そして秩父・佐久事件の後半の武州街道から十国峠を越えた小海、佐久エリアのリーダーだ。


    




石碑の人物詳細

■菊池寛平(1847〜1914年)
  北牧村の生まれ、
  秩父事件蜂起前に秩父入りをして幹部に、
  秩父困民党の民衆に寄り添い規律を守ることを定めた軍律5ヶ条を起草したといわれる。
  佐久事件のリーダーであるが逃亡を重ね逮捕され終身刑に、恩赦により釈放。余生を北相木村でおくる。

■井出為吉(1859〜1905年)
  北相木村の戸長を務めていた。

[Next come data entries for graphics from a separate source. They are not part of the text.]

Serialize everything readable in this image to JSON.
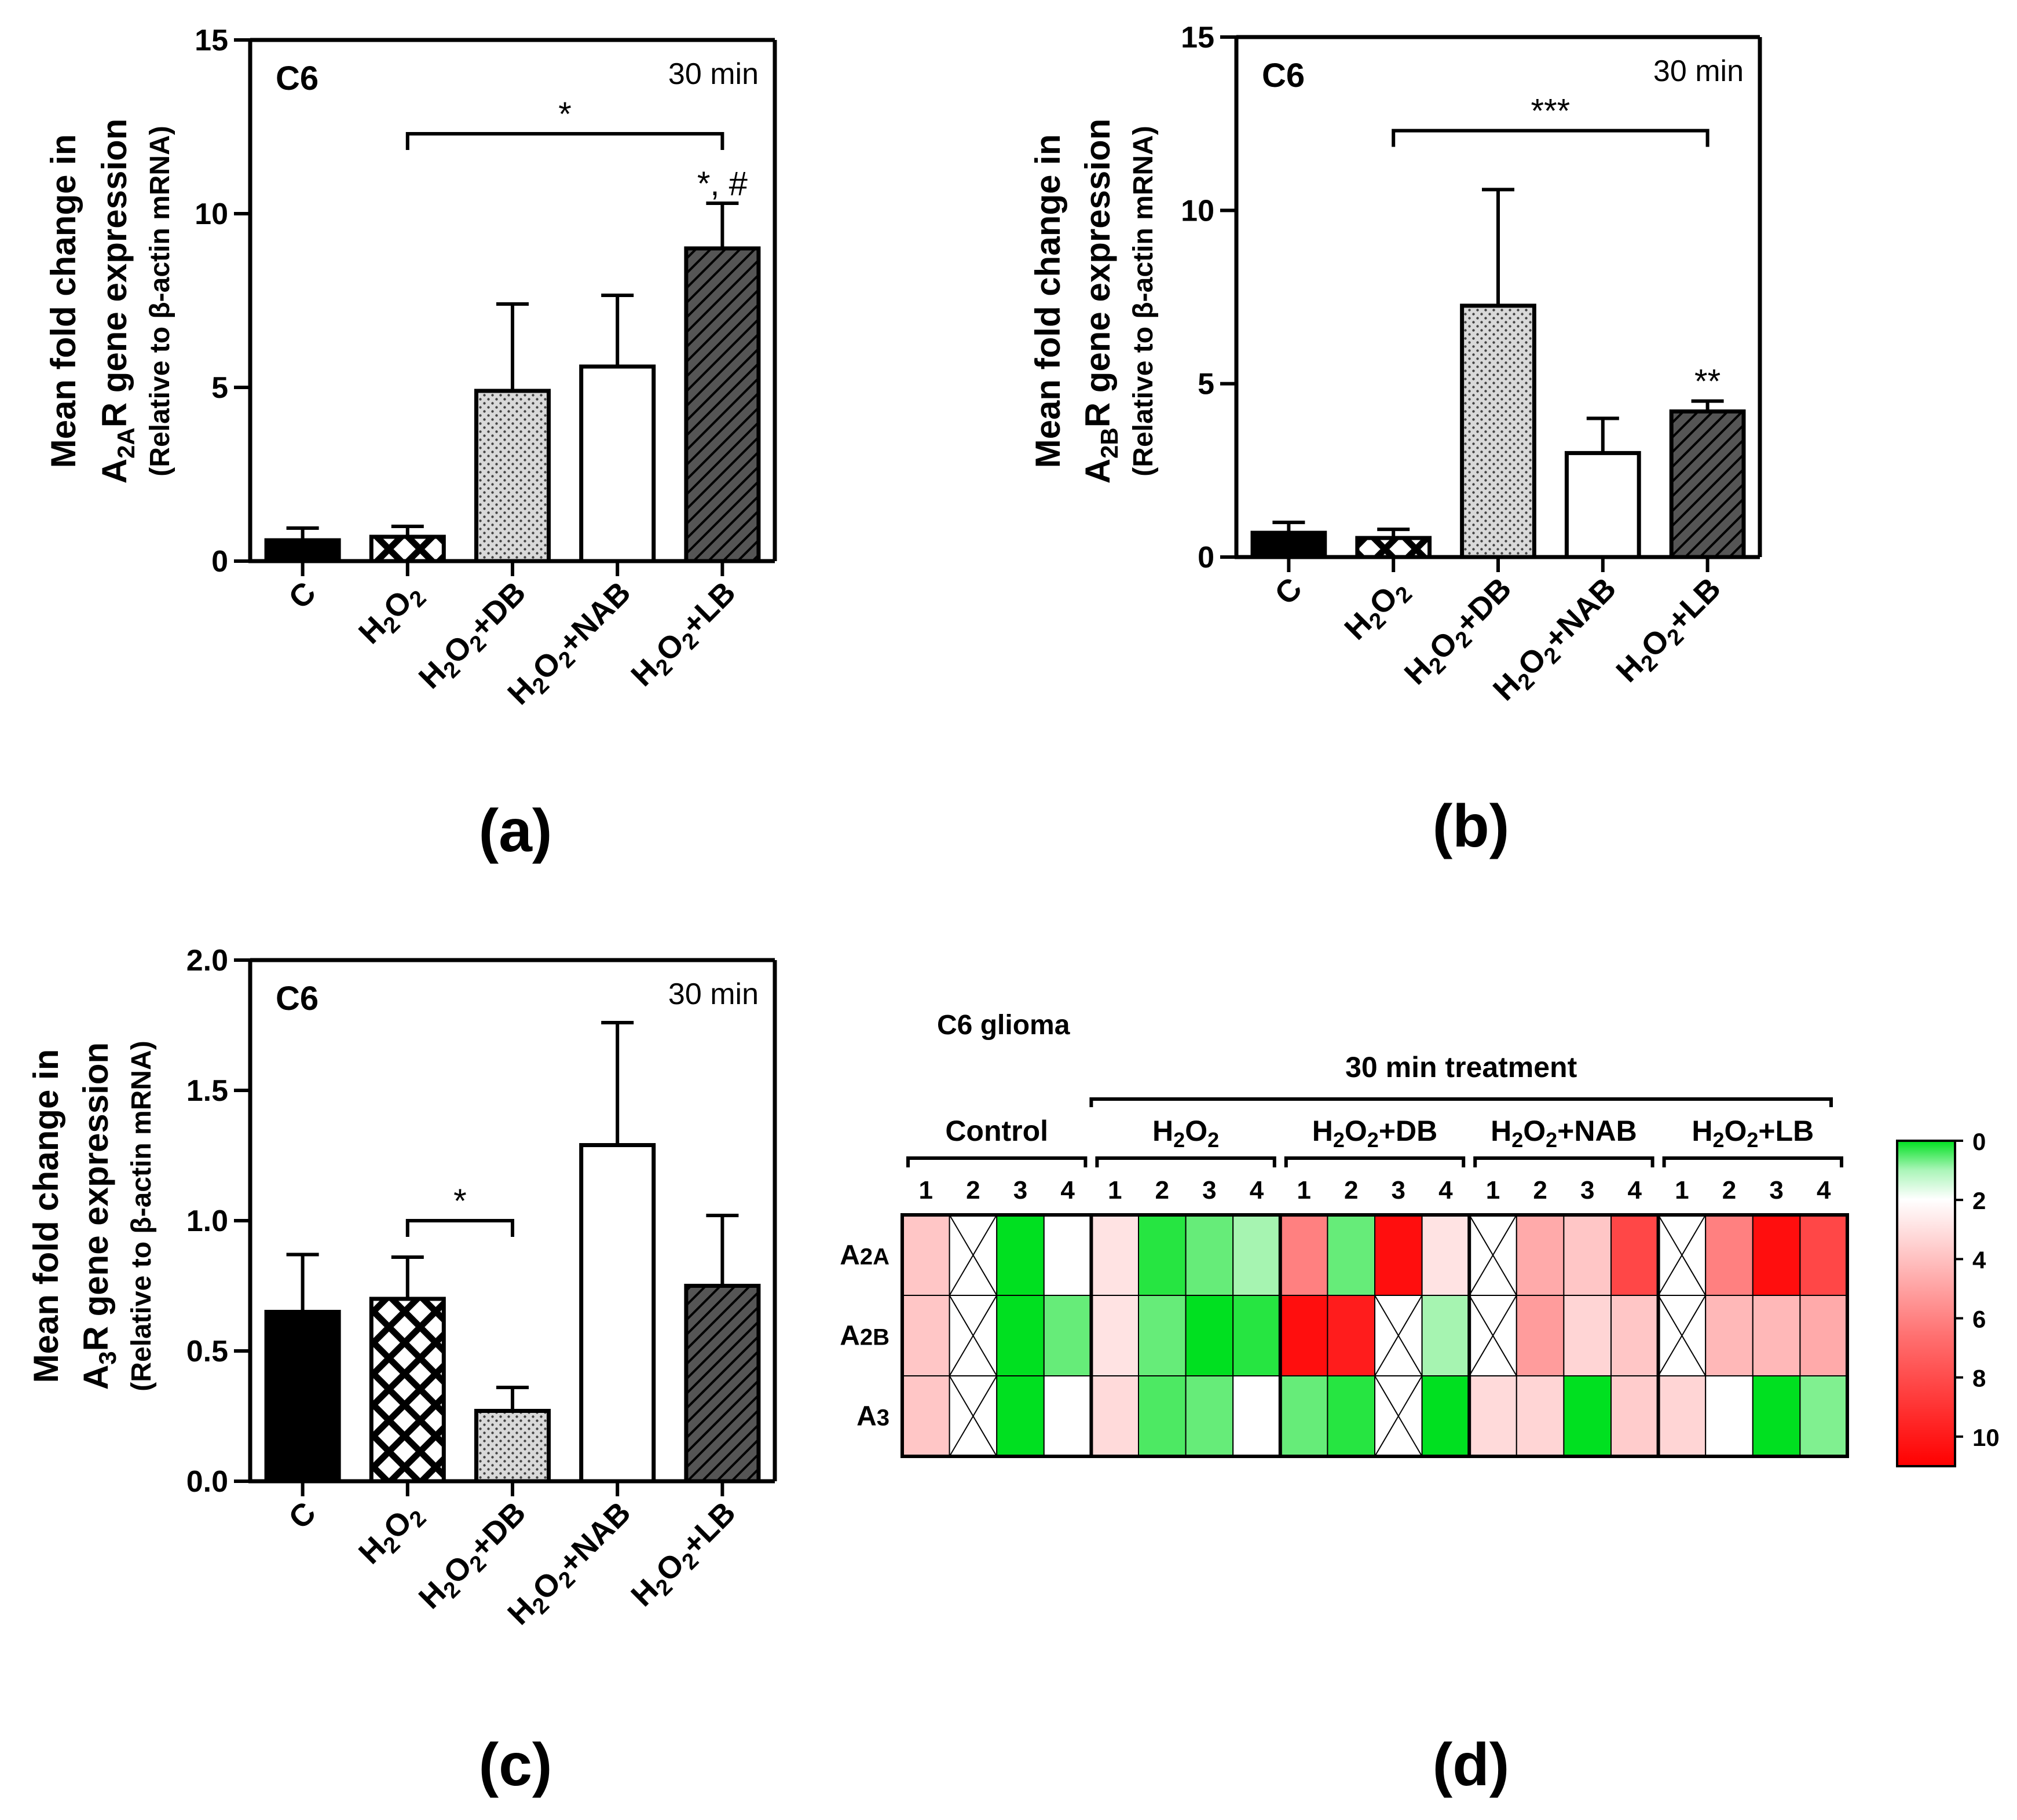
{
  "patterns": {
    "C": "solid-black",
    "H2O2": "crosshatch",
    "H2O2+DB": "dots",
    "H2O2+NAB": "white",
    "H2O2+LB": "diagonal-hatch"
  },
  "colors": {
    "axis": "#000000",
    "bar_dark": "#000000",
    "hatch_fill": "#555555",
    "dot_fill": "#d9d9d9",
    "heat_low": "#00e020",
    "heat_mid": "#ffffff",
    "heat_high": "#ff0000"
  },
  "chart_data": [
    {
      "id": "a",
      "type": "bar",
      "panel_label": "(a)",
      "cell_label": "C6",
      "time_label": "30 min",
      "ylabel_line1": "Mean fold change in",
      "ylabel_line2_main": "A",
      "ylabel_line2_sub": "2A",
      "ylabel_line2_rest": "R gene expression",
      "ylabel_line3": "(Relative to β-actin mRNA)",
      "ylim": [
        0,
        15
      ],
      "yticks": [
        0,
        5,
        10,
        15
      ],
      "ytick_labels": [
        "0",
        "5",
        "10",
        "15"
      ],
      "categories": [
        {
          "main": "C",
          "sub1": "",
          "mid": "",
          "sub2": "",
          "rest": ""
        },
        {
          "main": "H",
          "sub1": "2",
          "mid": "O",
          "sub2": "2",
          "rest": ""
        },
        {
          "main": "H",
          "sub1": "2",
          "mid": "O",
          "sub2": "2",
          "rest": "+DB"
        },
        {
          "main": "H",
          "sub1": "2",
          "mid": "O",
          "sub2": "2",
          "rest": "+NAB"
        },
        {
          "main": "H",
          "sub1": "2",
          "mid": "O",
          "sub2": "2",
          "rest": "+LB"
        }
      ],
      "values": [
        0.6,
        0.7,
        4.9,
        5.6,
        9.0
      ],
      "errors": [
        0.35,
        0.3,
        2.5,
        2.05,
        1.3
      ],
      "patterns": [
        "solid",
        "crosshatch",
        "dots",
        "white",
        "hatch"
      ],
      "brackets": [
        {
          "from": 1,
          "to": 4,
          "y": 12.3,
          "label": "*"
        }
      ],
      "bar_annotations": [
        {
          "index": 4,
          "label": "*, #"
        }
      ]
    },
    {
      "id": "b",
      "type": "bar",
      "panel_label": "(b)",
      "cell_label": "C6",
      "time_label": "30 min",
      "ylabel_line1": "Mean fold change in",
      "ylabel_line2_main": "A",
      "ylabel_line2_sub": "2B",
      "ylabel_line2_rest": "R gene expression",
      "ylabel_line3": "(Relative to β-actin mRNA)",
      "ylim": [
        0,
        15
      ],
      "yticks": [
        0,
        5,
        10,
        15
      ],
      "ytick_labels": [
        "0",
        "5",
        "10",
        "15"
      ],
      "categories": [
        {
          "main": "C",
          "sub1": "",
          "mid": "",
          "sub2": "",
          "rest": ""
        },
        {
          "main": "H",
          "sub1": "2",
          "mid": "O",
          "sub2": "2",
          "rest": ""
        },
        {
          "main": "H",
          "sub1": "2",
          "mid": "O",
          "sub2": "2",
          "rest": "+DB"
        },
        {
          "main": "H",
          "sub1": "2",
          "mid": "O",
          "sub2": "2",
          "rest": "+NAB"
        },
        {
          "main": "H",
          "sub1": "2",
          "mid": "O",
          "sub2": "2",
          "rest": "+LB"
        }
      ],
      "values": [
        0.7,
        0.55,
        7.25,
        3.0,
        4.2
      ],
      "errors": [
        0.3,
        0.25,
        3.35,
        1.0,
        0.3
      ],
      "patterns": [
        "solid",
        "crosshatch",
        "dots",
        "white",
        "hatch"
      ],
      "brackets": [
        {
          "from": 1,
          "to": 4,
          "y": 12.3,
          "label": "***"
        }
      ],
      "bar_annotations": [
        {
          "index": 4,
          "label": "**"
        }
      ]
    },
    {
      "id": "c",
      "type": "bar",
      "panel_label": "(c)",
      "cell_label": "C6",
      "time_label": "30 min",
      "ylabel_line1": "Mean fold change in",
      "ylabel_line2_main": "A",
      "ylabel_line2_sub": "3",
      "ylabel_line2_rest": "R gene expression",
      "ylabel_line3": "(Relative to β-actin mRNA)",
      "ylim": [
        0,
        2.0
      ],
      "yticks": [
        0,
        0.5,
        1.0,
        1.5,
        2.0
      ],
      "ytick_labels": [
        "0.0",
        "0.5",
        "1.0",
        "1.5",
        "2.0"
      ],
      "categories": [
        {
          "main": "C",
          "sub1": "",
          "mid": "",
          "sub2": "",
          "rest": ""
        },
        {
          "main": "H",
          "sub1": "2",
          "mid": "O",
          "sub2": "2",
          "rest": ""
        },
        {
          "main": "H",
          "sub1": "2",
          "mid": "O",
          "sub2": "2",
          "rest": "+DB"
        },
        {
          "main": "H",
          "sub1": "2",
          "mid": "O",
          "sub2": "2",
          "rest": "+NAB"
        },
        {
          "main": "H",
          "sub1": "2",
          "mid": "O",
          "sub2": "2",
          "rest": "+LB"
        }
      ],
      "values": [
        0.65,
        0.7,
        0.27,
        1.29,
        0.75
      ],
      "errors": [
        0.22,
        0.16,
        0.09,
        0.47,
        0.27
      ],
      "patterns": [
        "solid",
        "crosshatch",
        "dots",
        "white",
        "hatch"
      ],
      "brackets": [
        {
          "from": 1,
          "to": 2,
          "y": 1.0,
          "label": "*"
        }
      ],
      "bar_annotations": []
    },
    {
      "id": "d",
      "type": "heatmap",
      "panel_label": "(d)",
      "title": "C6 glioma",
      "super_group_label": "30 min treatment",
      "groups": [
        {
          "main": "Control",
          "sub1": "",
          "mid": "",
          "sub2": "",
          "rest": ""
        },
        {
          "main": "H",
          "sub1": "2",
          "mid": "O",
          "sub2": "2",
          "rest": ""
        },
        {
          "main": "H",
          "sub1": "2",
          "mid": "O",
          "sub2": "2",
          "rest": "+DB"
        },
        {
          "main": "H",
          "sub1": "2",
          "mid": "O",
          "sub2": "2",
          "rest": "+NAB"
        },
        {
          "main": "H",
          "sub1": "2",
          "mid": "O",
          "sub2": "2",
          "rest": "+LB"
        }
      ],
      "replicates": [
        "1",
        "2",
        "3",
        "4"
      ],
      "rows": [
        {
          "main": "A",
          "sub": "2A"
        },
        {
          "main": "A",
          "sub": "2B"
        },
        {
          "main": "A",
          "sub": "3"
        }
      ],
      "values": [
        [
          4,
          null,
          0,
          2,
          3,
          0.3,
          0.8,
          1.3,
          6.5,
          0.8,
          10.5,
          3,
          null,
          5,
          4,
          8.5,
          null,
          6.5,
          10.5,
          8.5
        ],
        [
          4,
          null,
          0,
          0.8,
          3,
          0.8,
          0,
          0.3,
          10.5,
          10,
          null,
          1.3,
          null,
          5.5,
          3.5,
          4,
          null,
          4.5,
          4.5,
          5
        ],
        [
          4,
          null,
          0,
          2,
          3.3,
          0.6,
          0.8,
          2,
          0.8,
          0.3,
          null,
          0,
          3.3,
          3.5,
          0,
          3.8,
          3.5,
          2,
          0,
          1
        ]
      ],
      "scale_min": 0,
      "scale_max": 11,
      "legend_ticks": [
        "0",
        "2",
        "4",
        "6",
        "8",
        "10"
      ],
      "legend_values": [
        0,
        2,
        4,
        6,
        8,
        10
      ]
    }
  ]
}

寛平とともに秩父困民党の結成に参じて会計係りに。
  秩父で逮捕され懲役、恩赦により釈放後、群馬県で吏員を務めていたが病を得て故郷に帰り46歳で没。




菊池寛平の起草した軍律はこうだ。

第一条 私ニ金品ヲ掠奪スル者ハ斬
第二条 女色ヲ犯ス者ハ斬
第三条 酒宴ヲ為シタル者ハ斬
第四条 私ノ遺恨ヲ以テ放火其他乱暴ヲ為シタル者ハ斬
第五条 指揮官ノ命令二違背シ私ニ事ヲ為シタル者ハ斬


昔はこの秩父事件の当事者たちは『暴徒』と呼ばれ、いろいろな文章に刻まれていた。
つまり思想的なものはあまりないとされていたが
ここ数十年の数々の研究において自由民権の思想も備わっている人々も多くいたことがわかり
「寅次郎サラダ記念日」が制作される4年前の1984年この石碑が建立され、
名称も秩父困民党散華の碑』とされ、名誉が回復されたのである。




『獅子の時代』の最終話に、この『秩父事件』のおおよそが描かれているので
お時間がたっぷりある方は↓の獅子の時代comingさんがアップしてくださっている動画をご覧ください。
最終話ノーカットで全部アップされています。45分弱あります

https://youtu.be/swEL-RYpK0g



ちなみに、この東馬流の 諏訪神社には、困民党の戦死者十三名の秩父事件戦死者の墓がある。
諏訪神社には東日本旅客鉄道労働組合が立てた「秩父事件百十周年顕彰碑」もある。







『獅子の時代』とは別に
この『秩父事件』を描いた映画もある。

それが2004年公開の『
草の乱(監督神山征二郎)

秩父事件、『秩父困民党中心人物の幹部の一人である井上伝蔵を描き、
秩父事件の詳細を描い
た映画『草の乱』。

俳優の緒方直人さんが井上伝蔵を好演した。
なお、伝蔵は欠席裁判で死刑判決を受けたもののし、ばらくは地元の知人宅に匿われ、
その後単身で北海道に移住。再婚をし家族を作った。

大正7(1918)年に64歳臨終の間際に井上は自分が秩父事件の関係者であり
あの事件は単なる暴徒事件ではなく、
農民たちの自由民権の運動でもあったことを後世に残そうと、
枕元に呼んだ地元の新聞記者と家族に詳細に告白している。
そしてさらに写真屋も呼び、臨終間際の撮影もしている。その写真が今も残っている。
その様子が『草の乱』の冒頭にも詳細に描かれているのだ。


     





    神山監督の熱烈な想いで制作された映画。
    そのモチーフの地味さゆえ、多くの寄付やカンパによって制作費を捻出した映画だった。

      




このような明治時代黎明期の農民による蜂起と自由民権運動のさきがけの「秩父事件」を
山田監督が聞きつけ、寅次郎サラダ記念日の冒頭の車窓風景に、さりげなく、
しかし、しっかりと正面から映し出したのは疑う余地もないと思う。

そういえば第12作「私の寅さん」の冒頭の夢でも
戦前の葛飾を舞台に、飢饉や悪政ゆえに飢えと借金に苦しむ葛飾の農民に寄り添い
多くの仲間と共に武力蜂起した寅の姿があった。
あれもまた『秩父事件』のアレンジバージョンとも言えるだろう。


   
第12作「私の寅さん」の政府に対する蜂起のシーン
   




この映画はこのように制作者たちの反骨精神の隠し扉がいたるところにあり、
なかなか複雑で、一筋縄ではいかないのだ。